Die den Berechnungen zugrunde gelegte Ertragslage ist jedoch noch ein kritischer Punkt. Das Berliner Flughafensystem hat etwa zur Hälfte mit preiskritischen touristischen Reisenden zu tun. Die Erlöse pro Fluggast waren im Vergleich zu anderen Flughäfen in der Vergangenheit sehr niedrig. Wenn sich die Erlössituation am neuen BER nicht um mindestens 50% verbessert, dann käme es nicht zu diesem positiven Cashflow.
Der betriebs- und volkswirtschaftliche Nutzen eines geplanten Nachtfluges am BER kann nicht bestätigt werden.
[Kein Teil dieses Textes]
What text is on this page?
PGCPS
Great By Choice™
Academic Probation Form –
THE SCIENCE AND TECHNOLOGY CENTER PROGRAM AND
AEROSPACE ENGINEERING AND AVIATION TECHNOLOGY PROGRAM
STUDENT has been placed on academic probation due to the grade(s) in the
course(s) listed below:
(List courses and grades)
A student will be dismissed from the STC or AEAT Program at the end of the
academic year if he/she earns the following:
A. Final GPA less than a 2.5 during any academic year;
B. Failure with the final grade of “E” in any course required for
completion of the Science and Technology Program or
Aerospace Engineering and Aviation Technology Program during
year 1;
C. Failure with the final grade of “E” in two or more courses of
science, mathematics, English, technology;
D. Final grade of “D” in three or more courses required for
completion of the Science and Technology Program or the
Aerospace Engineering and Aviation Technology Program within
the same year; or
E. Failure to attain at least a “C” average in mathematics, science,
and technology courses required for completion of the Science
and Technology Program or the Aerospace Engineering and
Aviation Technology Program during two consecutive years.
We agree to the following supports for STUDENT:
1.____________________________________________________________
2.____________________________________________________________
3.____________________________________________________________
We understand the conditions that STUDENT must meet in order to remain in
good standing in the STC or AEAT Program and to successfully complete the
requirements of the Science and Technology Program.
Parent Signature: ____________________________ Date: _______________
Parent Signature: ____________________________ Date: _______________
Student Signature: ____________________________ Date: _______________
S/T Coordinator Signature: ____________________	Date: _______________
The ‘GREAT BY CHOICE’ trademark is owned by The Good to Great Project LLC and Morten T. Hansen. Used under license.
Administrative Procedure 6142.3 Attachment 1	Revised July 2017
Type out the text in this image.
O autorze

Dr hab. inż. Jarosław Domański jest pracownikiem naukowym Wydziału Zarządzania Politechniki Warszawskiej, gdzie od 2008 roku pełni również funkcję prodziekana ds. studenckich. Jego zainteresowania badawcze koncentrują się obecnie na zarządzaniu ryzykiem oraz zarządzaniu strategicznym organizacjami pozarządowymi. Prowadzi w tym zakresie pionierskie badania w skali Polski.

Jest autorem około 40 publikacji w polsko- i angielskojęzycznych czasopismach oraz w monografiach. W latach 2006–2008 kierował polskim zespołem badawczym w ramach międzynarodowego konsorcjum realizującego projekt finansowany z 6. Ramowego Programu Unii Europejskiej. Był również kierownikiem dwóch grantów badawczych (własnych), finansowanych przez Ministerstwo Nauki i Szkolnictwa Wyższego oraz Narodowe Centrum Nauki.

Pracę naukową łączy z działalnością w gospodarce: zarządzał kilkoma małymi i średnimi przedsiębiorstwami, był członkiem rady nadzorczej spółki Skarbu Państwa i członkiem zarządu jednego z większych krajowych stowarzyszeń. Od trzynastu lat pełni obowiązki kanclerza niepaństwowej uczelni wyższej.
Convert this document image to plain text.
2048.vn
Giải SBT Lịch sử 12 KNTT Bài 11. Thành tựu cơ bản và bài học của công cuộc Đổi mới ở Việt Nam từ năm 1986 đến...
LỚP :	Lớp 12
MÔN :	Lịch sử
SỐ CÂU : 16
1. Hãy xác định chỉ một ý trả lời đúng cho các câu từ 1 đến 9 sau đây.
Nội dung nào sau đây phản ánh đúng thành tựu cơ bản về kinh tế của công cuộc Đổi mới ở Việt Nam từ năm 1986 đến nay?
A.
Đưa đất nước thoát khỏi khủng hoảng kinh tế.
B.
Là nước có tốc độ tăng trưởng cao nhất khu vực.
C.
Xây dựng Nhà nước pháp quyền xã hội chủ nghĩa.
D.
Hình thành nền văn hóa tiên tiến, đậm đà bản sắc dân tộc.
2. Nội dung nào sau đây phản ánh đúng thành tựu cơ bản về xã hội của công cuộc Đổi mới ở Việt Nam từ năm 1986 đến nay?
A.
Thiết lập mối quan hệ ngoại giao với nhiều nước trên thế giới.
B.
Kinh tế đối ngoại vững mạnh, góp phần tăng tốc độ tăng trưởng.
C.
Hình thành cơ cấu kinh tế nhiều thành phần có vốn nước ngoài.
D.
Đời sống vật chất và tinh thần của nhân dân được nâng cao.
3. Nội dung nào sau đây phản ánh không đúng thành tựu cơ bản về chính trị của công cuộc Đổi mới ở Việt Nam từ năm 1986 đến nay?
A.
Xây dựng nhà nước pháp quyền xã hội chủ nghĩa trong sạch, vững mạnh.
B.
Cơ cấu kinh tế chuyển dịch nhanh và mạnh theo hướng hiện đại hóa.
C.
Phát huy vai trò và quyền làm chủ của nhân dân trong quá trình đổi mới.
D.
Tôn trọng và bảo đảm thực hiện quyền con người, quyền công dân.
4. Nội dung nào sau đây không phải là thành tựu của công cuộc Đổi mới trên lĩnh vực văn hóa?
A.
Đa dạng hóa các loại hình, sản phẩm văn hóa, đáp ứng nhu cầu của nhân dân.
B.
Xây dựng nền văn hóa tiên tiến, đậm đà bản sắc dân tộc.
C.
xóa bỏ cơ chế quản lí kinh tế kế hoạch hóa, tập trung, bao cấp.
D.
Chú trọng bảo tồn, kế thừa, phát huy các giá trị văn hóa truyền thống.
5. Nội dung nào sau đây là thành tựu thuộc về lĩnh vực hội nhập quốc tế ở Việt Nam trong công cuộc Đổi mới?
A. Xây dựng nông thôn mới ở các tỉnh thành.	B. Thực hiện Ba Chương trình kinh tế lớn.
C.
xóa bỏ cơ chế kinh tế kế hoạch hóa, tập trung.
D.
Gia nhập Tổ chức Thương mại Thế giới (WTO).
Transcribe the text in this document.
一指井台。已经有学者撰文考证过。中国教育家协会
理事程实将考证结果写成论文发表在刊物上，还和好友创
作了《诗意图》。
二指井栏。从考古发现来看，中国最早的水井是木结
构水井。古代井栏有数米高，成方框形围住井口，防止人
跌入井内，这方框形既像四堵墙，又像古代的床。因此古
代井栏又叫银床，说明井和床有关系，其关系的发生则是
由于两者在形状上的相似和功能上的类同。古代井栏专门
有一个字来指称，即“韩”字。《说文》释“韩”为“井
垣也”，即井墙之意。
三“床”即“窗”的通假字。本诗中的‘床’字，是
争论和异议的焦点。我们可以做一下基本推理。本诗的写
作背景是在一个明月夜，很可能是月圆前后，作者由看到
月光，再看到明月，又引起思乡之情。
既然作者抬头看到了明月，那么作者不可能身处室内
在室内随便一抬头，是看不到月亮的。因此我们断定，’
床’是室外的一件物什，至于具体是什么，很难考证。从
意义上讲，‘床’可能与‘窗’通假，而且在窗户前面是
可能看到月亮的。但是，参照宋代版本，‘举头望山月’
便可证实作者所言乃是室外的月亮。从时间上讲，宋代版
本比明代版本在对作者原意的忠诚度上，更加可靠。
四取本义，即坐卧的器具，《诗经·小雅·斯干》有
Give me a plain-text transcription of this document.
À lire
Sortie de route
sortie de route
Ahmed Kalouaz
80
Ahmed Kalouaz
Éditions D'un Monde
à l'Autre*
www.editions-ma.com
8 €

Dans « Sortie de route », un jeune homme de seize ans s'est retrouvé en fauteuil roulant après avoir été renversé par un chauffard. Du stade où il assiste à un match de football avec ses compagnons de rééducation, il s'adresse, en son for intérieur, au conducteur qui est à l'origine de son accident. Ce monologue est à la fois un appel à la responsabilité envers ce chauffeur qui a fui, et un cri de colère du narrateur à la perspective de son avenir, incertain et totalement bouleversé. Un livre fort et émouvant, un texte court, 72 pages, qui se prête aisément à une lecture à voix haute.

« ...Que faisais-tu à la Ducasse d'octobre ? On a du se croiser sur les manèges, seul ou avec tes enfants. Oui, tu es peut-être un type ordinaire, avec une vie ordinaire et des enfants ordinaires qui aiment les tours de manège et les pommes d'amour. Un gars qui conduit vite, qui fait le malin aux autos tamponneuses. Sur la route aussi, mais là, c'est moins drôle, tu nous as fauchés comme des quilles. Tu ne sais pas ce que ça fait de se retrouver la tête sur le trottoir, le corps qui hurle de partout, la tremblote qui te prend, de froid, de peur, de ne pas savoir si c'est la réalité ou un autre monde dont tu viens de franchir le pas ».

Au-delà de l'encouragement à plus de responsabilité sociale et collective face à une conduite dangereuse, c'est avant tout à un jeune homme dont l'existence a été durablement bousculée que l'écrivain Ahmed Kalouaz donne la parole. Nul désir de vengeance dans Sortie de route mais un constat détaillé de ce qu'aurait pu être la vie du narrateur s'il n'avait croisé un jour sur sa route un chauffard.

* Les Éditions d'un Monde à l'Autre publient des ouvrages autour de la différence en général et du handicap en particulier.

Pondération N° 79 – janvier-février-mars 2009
Die Wachstumsraten am nachtflugbeschränkten Flughafen Tegel haben in den letzten Jahren Rekorde gesprengt, während die Zahlen am nicht nachtflugbeschränkten Flughafen Schönefeld-alt stagnieren. Tegel hat heute eine Passagierzahl, die weit über derjenigen liegt, welche die FBB-Gutachter Baum, Kurte und Esser für die 2020er Jahre, inklusive Nachtflug vorhergesagt haben. Das sind Indizien dafür, dass die Wirkungen des Nachtflugverbotes nicht richtig abgeleitet wurden.
Tatsächlich ist auch bei interkontinentalen Langstreckenflügen ein nennenswerter Nachtflugbedarf nicht herleitbar, denn Europa hat im Kontext der anderen Erdteile eine Lage durch die (nur) Tagankünfte und -starts international zu einem guten Gesamtsystem führen.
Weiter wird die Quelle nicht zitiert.